Reason: Would you agree with the proposition that you have been the most successful and important proselytizer for libertarianism?

Friedman: I don't think that I've had the most influence. I think the most influential person was Hayek. The effect of The Road to Serfdom was really critical. In another area, Bill Buckley has certainly been very important on national policy.

Buckley's not a libertarian. But he's also not a socialist. And if you look at the political scene, his National Review has had a tremendous influence in providing a base for collaboration between the libertarians on the one side and the free-market conservatives on the other. That was epitomized in its most obvious form by Frank Meyer when he was with National Review. They've helped that coalition to form and hold together and have influence; Bill Buckley played an enormously important role.

I might have more public influence than ideologues like Rand or Murray Rothbard, the libertarians in that strict sense.
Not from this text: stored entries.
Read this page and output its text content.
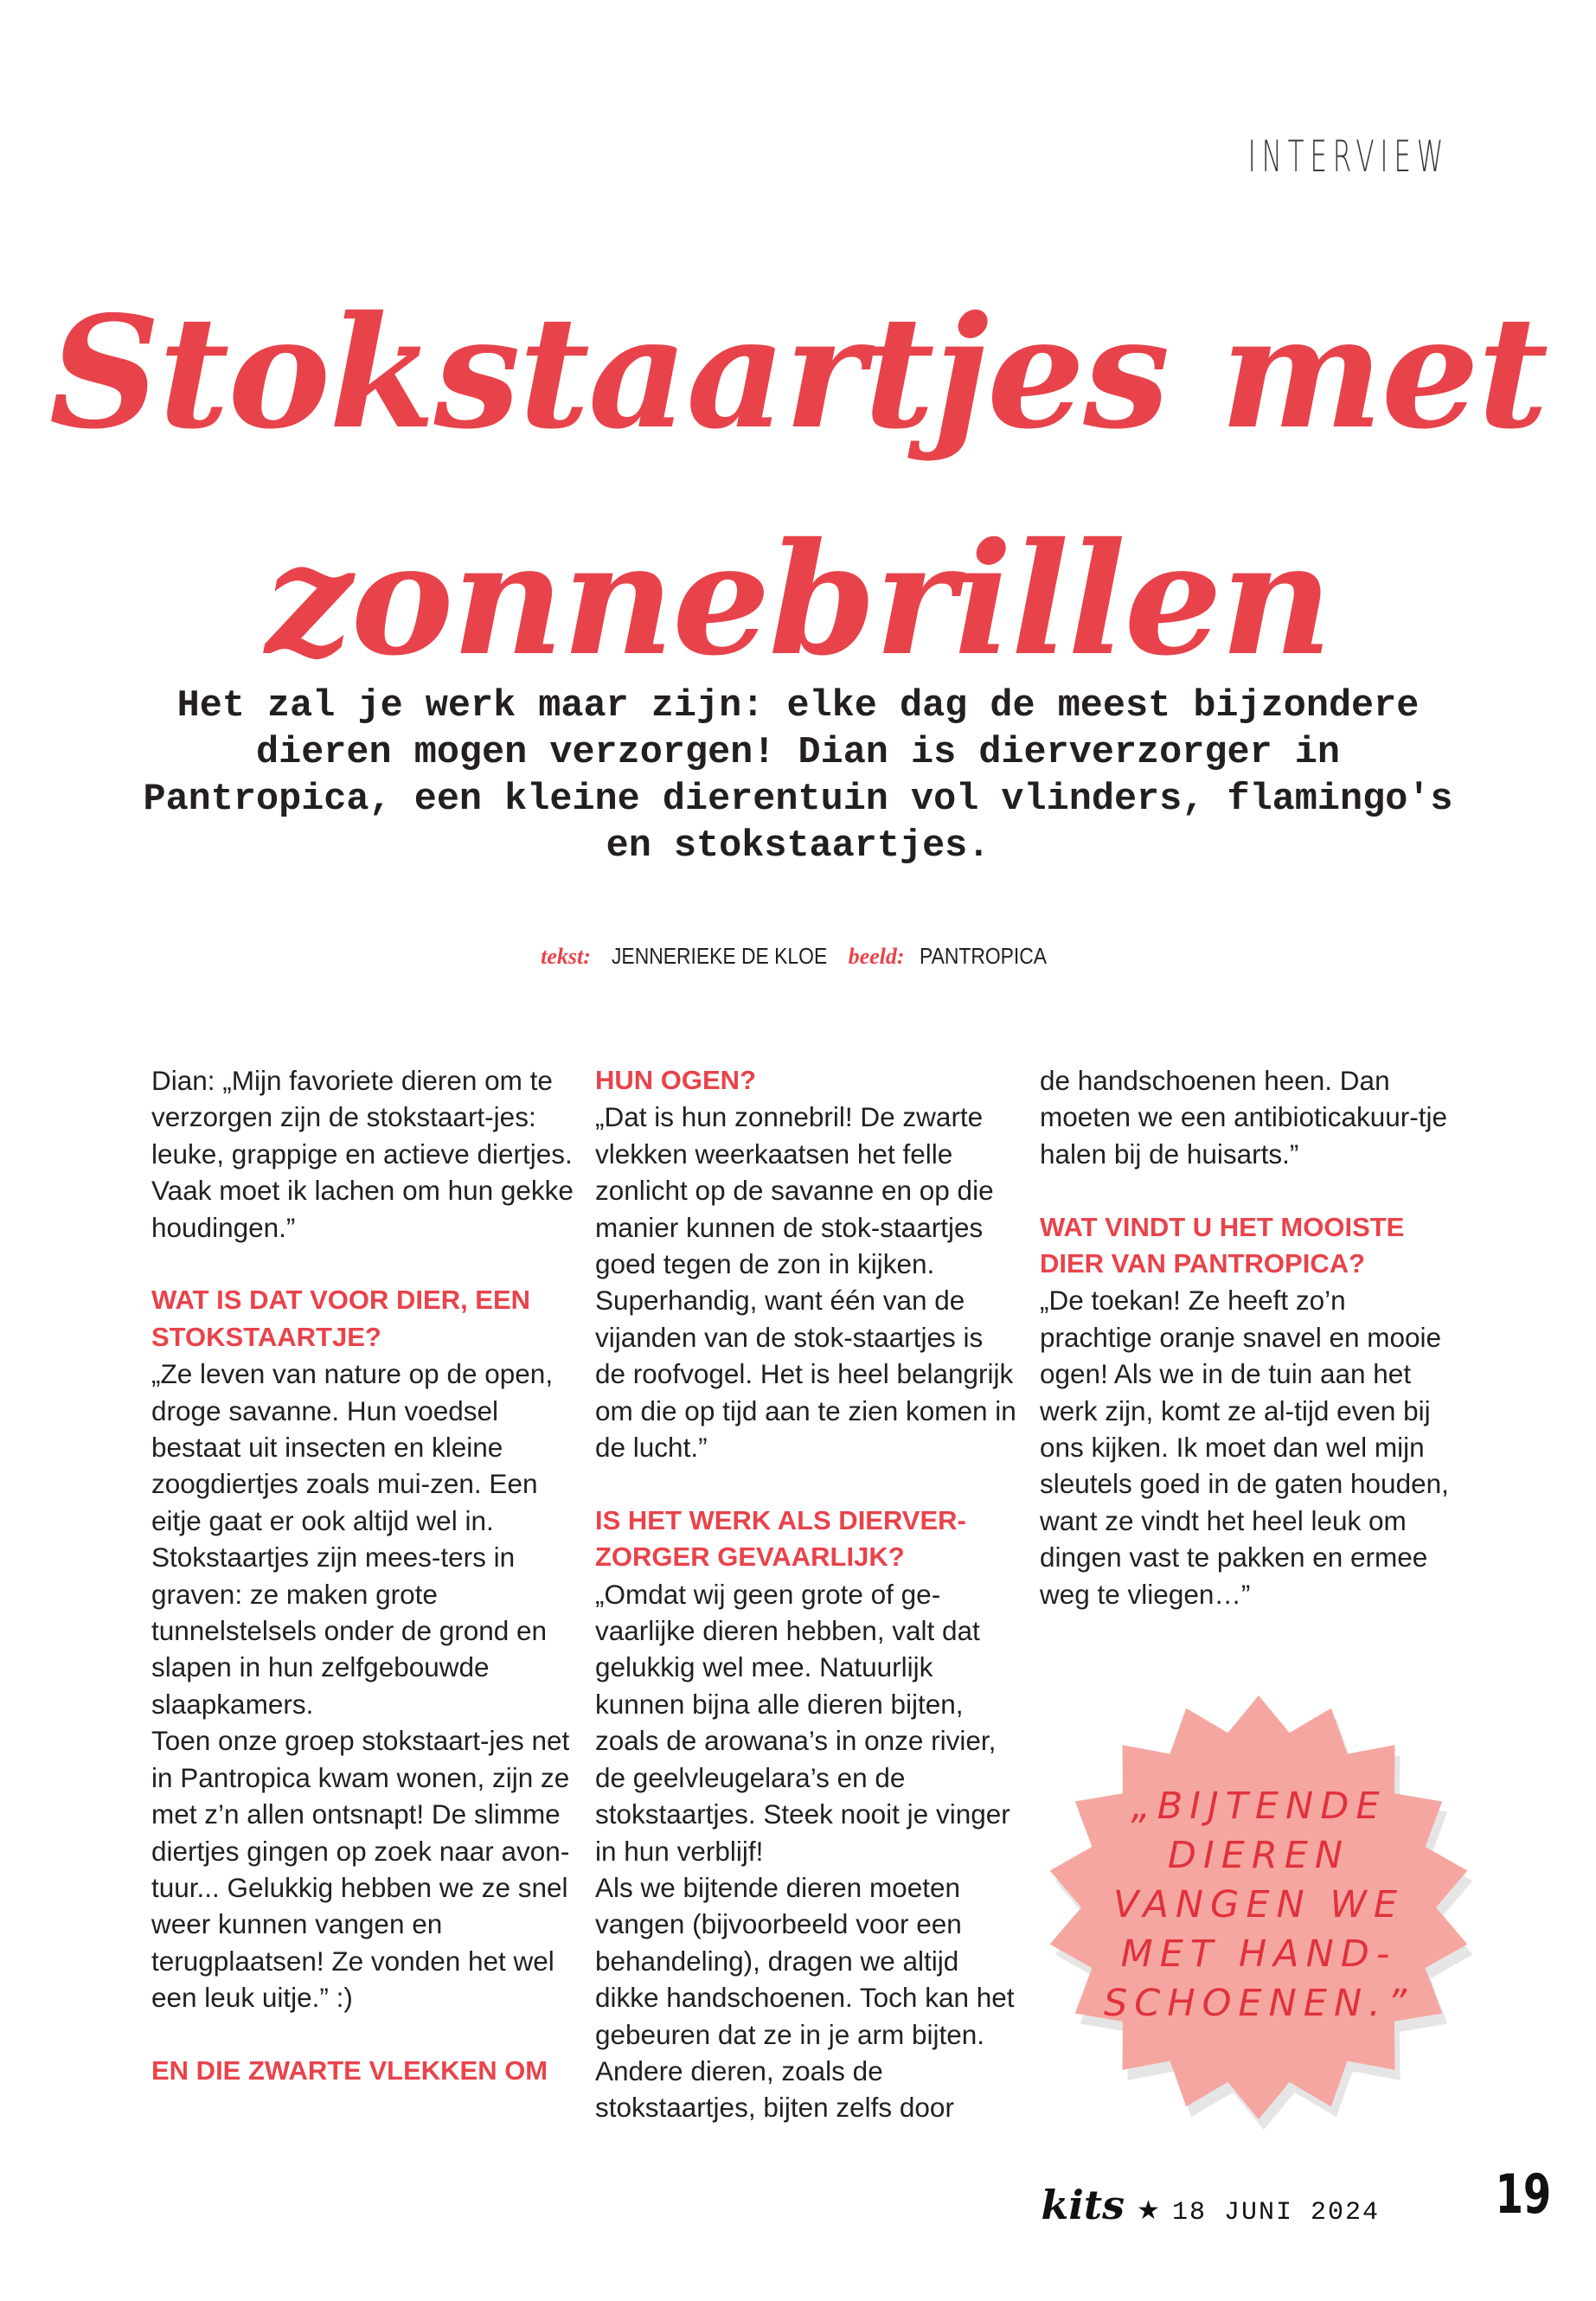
INTERVIEW
Stokstaartjes met
zonnebrillen

Het zal je werk maar zijn: elke dag de meest bijzondere dieren mogen verzorgen! Dian is dierverzorger in Pantropica, een kleine dierentuin vol vlinders, flamingo's en stokstaartjes.

tekst: JENNERIEKE DE KLOE beeld: PANTROPICA

Dian: „Mijn favoriete dieren om te verzorgen zijn de stokstaart-jes: leuke, grappige en actieve diertjes. Vaak moet ik lachen om hun gekke houdingen.”

WAT IS DAT VOOR DIER, EEN STOKSTAARTJE?

„Ze leven van nature op de open, droge savanne. Hun voedsel bestaat uit insecten en kleine zoogdiertjes zoals mui-zen. Een eitje gaat er ook altijd wel in. Stokstaartjes zijn mees-ters in graven: ze maken grote tunnelstelsels onder de grond en slapen in hun zelfgebouwde slaapkamers.

Toen onze groep stokstaart-jes net in Pantropica kwam wonen, zijn ze met z’n allen ontsnapt! De slimme diertjes gingen op zoek naar avon-tuur... Gelukkig hebben we ze snel weer kunnen vangen en terugplaatsen! Ze vonden het wel een leuk uitje.” :)

EN DIE ZWARTE VLEKKEN OM

HUN OGEN?

„Dat is hun zonnebril! De zwarte vlekken weerkaatsen het felle zonlicht op de savanne en op die manier kunnen de stok-staartjes goed tegen de zon in kijken. Superhandig, want één van de vijanden van de stok-staartjes is de roofvogel. Het is heel belangrijk om die op tijd aan te zien komen in de lucht.”

IS HET WERK ALS DIERVER-ZORGER GEVAARLIJK?

„Omdat wij geen grote of ge-vaarlijke dieren hebben, valt dat gelukkig wel mee. Natuurlijk kunnen bijna alle dieren bijten, zoals de arowana’s in onze rivier, de geelvleugelara’s en de stokstaartjes. Steek nooit je vinger in hun verblijf!

Als we bijtende dieren moeten vangen (bijvoorbeeld voor een behandeling), dragen we altijd dikke handschoenen. Toch kan het gebeuren dat ze in je arm bijten. Andere dieren, zoals de stokstaartjes, bijten zelfs door

de handschoenen heen. Dan moeten we een antibioticakuur-tje halen bij de huisarts.”

WAT VINDT U HET MOOISTE DIER VAN PANTROPICA?

„De toekan! Ze heeft zo’n prachtige oranje snavel en mooie ogen! Als we in de tuin aan het werk zijn, komt ze al-tijd even bij ons kijken. Ik moet dan wel mijn sleutels goed in de gaten houden, want ze vindt het heel leuk om dingen vast te pakken en ermee weg te vliegen…”

„BIJTENDE
DIEREN
VANGEN WE
MET HAND-
SCHOENEN.”

kits ★ 18 JUNI 2024 19
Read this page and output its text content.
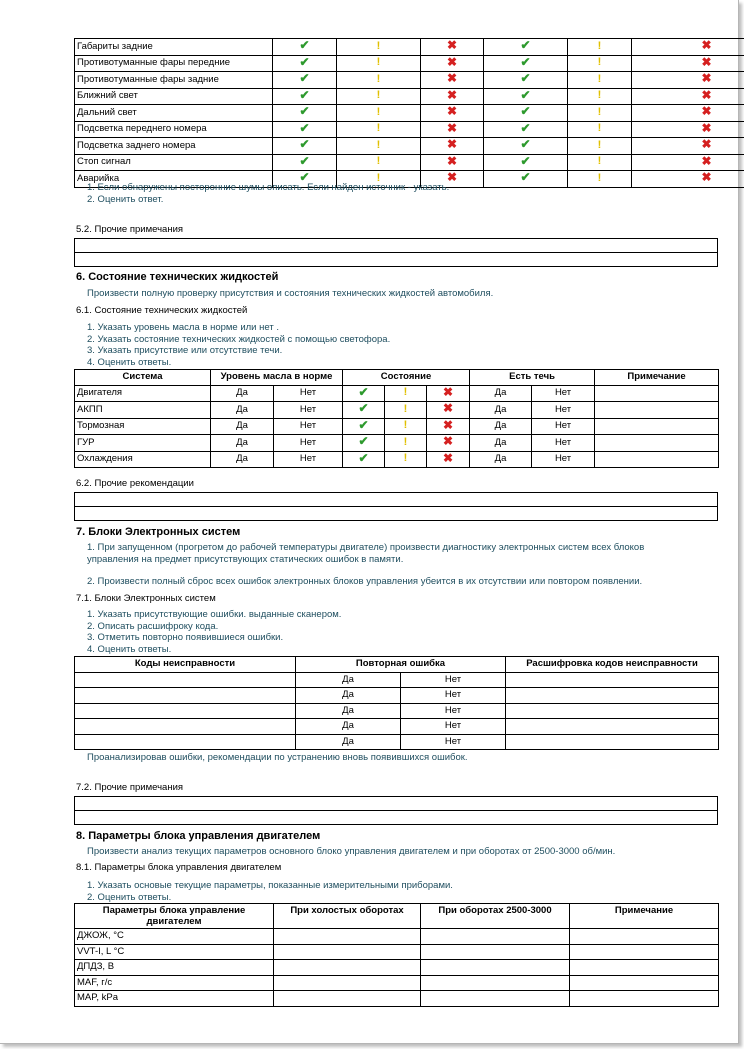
Габариты задние	✔	!	✖	✔	!	✖	
Противотуманные фары передние	✔	!	✖	✔	!	✖	
Противотуманные фары задние	✔	!	✖	✔	!	✖	
Ближний свет	✔	!	✖	✔	!	✖	
Дальний свет	✔	!	✖	✔	!	✖	
Подсветка переднего номера	✔	!	✖	✔	!	✖	
Подсветка заднего номера	✔	!	✖	✔	!	✖	
Стоп сигнал	✔	!	✖	✔	!	✖	
Аварийка	✔	!	✖	✔	!	✖	
1. Если обнаружены посторонние шумы описать. Если найден источник - указать.
2. Оценить ответ.
5.2. Прочие примечания

6. Состояние технических жидкостей
Произвести полную проверку присутствия и состояния технических жидкостей автомобиля.
6.1. Состояние технических жидкостей
1. Указать уровень масла в норме или нет .
2. Указать состояние технических жидкостей с помощью светофора.
3. Указать присутствие или отсутствие течи.
4. Оценить ответы.
Система	Уровень масла в норме		Состояние			Есть течь		Примечание
Двигателя	Да	Нет	✔	!	✖	Да	Нет	
АКПП	Да	Нет	✔	!	✖	Да	Нет	
Тормозная	Да	Нет	✔	!	✖	Да	Нет	
ГУР	Да	Нет	✔	!	✖	Да	Нет	
Охлаждения	Да	Нет	✔	!	✖	Да	Нет	
6.2. Прочие рекомендации

7. Блоки Электронных систем
1. При запущенном (прогретом до рабочей температуры двигателе) произвести диагностику электронных систем всех блоков
управления на предмет присутствующих статических ошибок в памяти.
2. Произвести полный сброс всех ошибок электронных блоков управления убеится в их отсутствии или повтором появлении.
7.1. Блоки Электронных систем
1. Указать присутствующие ошибки. выданные сканером.
2. Описать расшифроку кода.
3. Отметить повторно появившиеся ошибки.
4. Оценить ответы.
Коды неисправности	Повторная ошибка		Расшифровка кодов неисправности
	Да	Нет	
	Да	Нет	
	Да	Нет	
	Да	Нет	
	Да	Нет	
Проанализировав ошибки, рекомендации по устранению вновь появившихся ошибок.
7.2. Прочие примечания

8. Параметры блока управления двигателем
Произвести анализ текущих параметров основного блоко управления двигателем и при оборотах от 2500-3000 об/мин.
8.1. Параметры блока управления двигателем
1. Указать основые текущие параметры, показанные измерительными приборами.
2. Оценить ответы.
Параметры блока управление двигателем	При холостых оборотах	При оборотах 2500-3000	Примечание
ДЖОЖ, °C			
VVT-I, L °C			
ДПДЗ, В			
MAF, г/с			
MAP, kPa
And I believe that the reason is because they have been so intolerant.

Reason: You wrote an essay in Liberty about the intolerance of Rand and Ludwig von Mises. You say you never met Rand....

Friedman: I was never to my knowledge in the same place as she was; I was in Chicago, she was in New York. I'm sure if I had been in New York, I would have met her. It was not because of any objection on my part. I think she was a fascinating woman and had a great influence. As I always have said, she had an extremely good influence on all those who did not become Randians. But if they became Randians, they were hopeless.

Reason: But you knew Mises personally. Did you see the intolerance that you find in his method also in his personal behavior?

Friedman: No question. The story I remember best happened at the initial Mont Pelerin meeting when he got up and said, "You're all a bunch of socialists." We were discussing the distribution of income, and whether you should have progressive income taxes. Some of the people there were expressing the view that there could be a justification for it.

Another occasion which is equally telling: Fritz Machlup was a student of Mises's, one of his most faithful disciples. At one of the Mont Pelerin meetings, Fritz gave a talk in which I think he questioned the idea of a gold standard; he came out in favor of floating exchange rates. Mises was so mad he wouldn't speak to him for three years. Some people had to come around and bring them together again. It's hard to understand; you can get some understanding of it by taking into account how people like Mises were persecuted in their lives.

Reason: You don't link yourself openly to certain aspects of the libertarian political movement....

Friedman: Well, you have to be more specific. Being very specific, I have not wanted to join the Libertarian Party simply because I have accumulated good working relationships with people in the Republican Party, and I think I can be more effective by being a Republican. That's the only reason. There are no other cases in which I have had any problem with the libertarian movement.

Reason: You certainly have a respectability and presence that most people and organizations labeled libertarian don't have....

Friedman: That's because of one thing only: I won the Nobel Prize. What, are you kidding yourself?

Reason: Your status preceded your winning the Nobel.

Friedman: I did have some of it, yes. It's because I have a firm root in something other than ideology. Because I was firmly based in a scientific academic discipline. I wasn't simply a preacher or an ideologue or an unconnected philosopher.

But I think the libertarian movement is doing fine. I think that REASON magazine has been remarkably good; it has been very effective. It takes many kinds of people to make a movement. And one of the most important things are publications. In any activity you have manufacturers, wholesalers, and retailers; and all three are essential and necessary. There are only a relatively small number of manufacturers of ideas. But there can be a very large number of wholesalers and retailers.

As I look around me I'm impressed by the fact that there's increasing attention paid to libertarian ideas. If you look at the picture now, compared with 30 years ago, there's no comparison. Now you've got much more. As far as journals are concerned, then we had the Foundation for Economic Education's Freeman; for a while we had the New Individualist Review in Chicago, but that was about it. Bill Buckley established National Review, which is in a different corner.